Evidence-based Recommendations for the Use of Sealants

  • PMID: 16995612

Evidence-based Recommendations for the Use of Sealants

Anne Reeves et al. J Calif Dent Assoc. .


In traditional research, the "level of significance" refers to the probability value used to reject the null hypothesis. In evidence-based research, a similar term, "the level of evidence" refers to the quality of the published report that is analyzed critically in the context of a systematic review. A systematic review, the principal research tool of evidence-based dentistry, is distinct from a classical narrative literature review in that it is focused to examine the strengths and weaknesses of the research methodology, design and data analysis of each report included in the review. A systematic review is very clearly defined, and sets out to find what evidence there is for prescribing a particular intervention for a given patient.
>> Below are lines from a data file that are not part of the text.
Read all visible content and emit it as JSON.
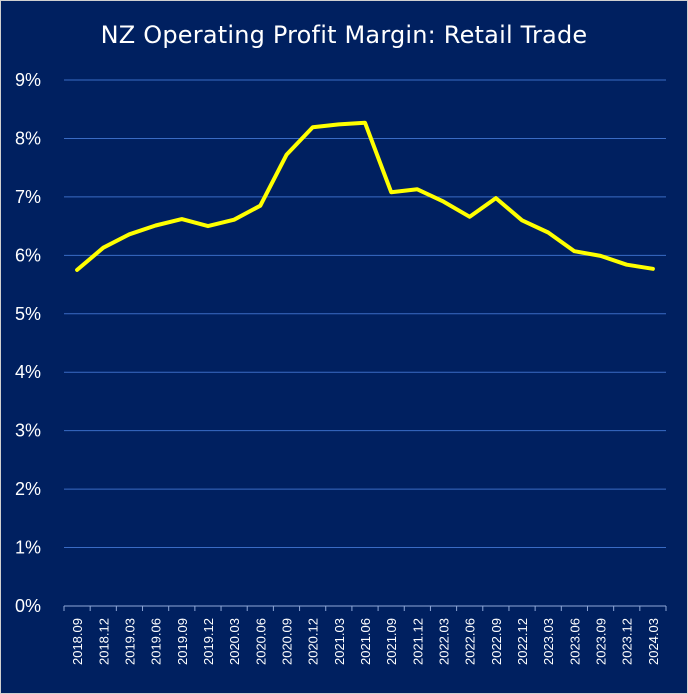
{
  "chart_data": {
    "type": "line",
    "title": "NZ Operating Profit Margin: Retail Trade",
    "xlabel": "",
    "ylabel": "",
    "ylim": [
      0,
      9
    ],
    "y_tick_labels": [
      "0%",
      "1%",
      "2%",
      "3%",
      "4%",
      "5%",
      "6%",
      "7%",
      "8%",
      "9%"
    ],
    "grid": true,
    "legend": "none",
    "categories": [
      "2018.09",
      "2018.12",
      "2019.03",
      "2019.06",
      "2019.09",
      "2019.12",
      "2020.03",
      "2020.06",
      "2020.09",
      "2020.12",
      "2021.03",
      "2021.06",
      "2021.09",
      "2021.12",
      "2022.03",
      "2022.06",
      "2022.09",
      "2022.12",
      "2023.03",
      "2023.06",
      "2023.09",
      "2023.12",
      "2024.03"
    ],
    "series": [
      {
        "color": "#FFFF00",
        "values": [
          5.75,
          6.13,
          6.36,
          6.51,
          6.62,
          6.5,
          6.61,
          6.85,
          7.72,
          8.19,
          8.24,
          8.27,
          7.08,
          7.13,
          6.92,
          6.66,
          6.98,
          6.6,
          6.39,
          6.07,
          5.99,
          5.84,
          5.77
        ]
      }
    ]
  },
  "colors": {
    "background": "#002060",
    "gridline": "#3A6BC4",
    "axis": "#8FA8D8",
    "text": "#FFFFFF",
    "line": "#FFFF00"
  }
}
Evidence-based recommendations are grounded on systematic reviews, and the evaluation of systematic reviews in a given domain of dentistry is critical for the successful implementation of evidence-based dental practice. In the context of sealants, the evidence indicates that the intervention is effective in preventing dental decay on the molars and premolars of susceptible children and adolescents (Level of evidence: II-1). The preventive effect for second-generation sealants ranges from 33 percent to 71 percent. The median preventive effect is higher when sealants are reapplied, compared to a single application, because sealant effectiveness decreases over time. The majority of studies have focused on molars, and fewer studies have examined the preventive effect of sealants on premolars. In this paper, the authors have developed evidence-based recommendations for the use of sealants by discussing the level of evidence and, when applicable, the number needed to treat (NNT) and the prevented fraction (PF), two fundamental criteria in evidence-based dental practice.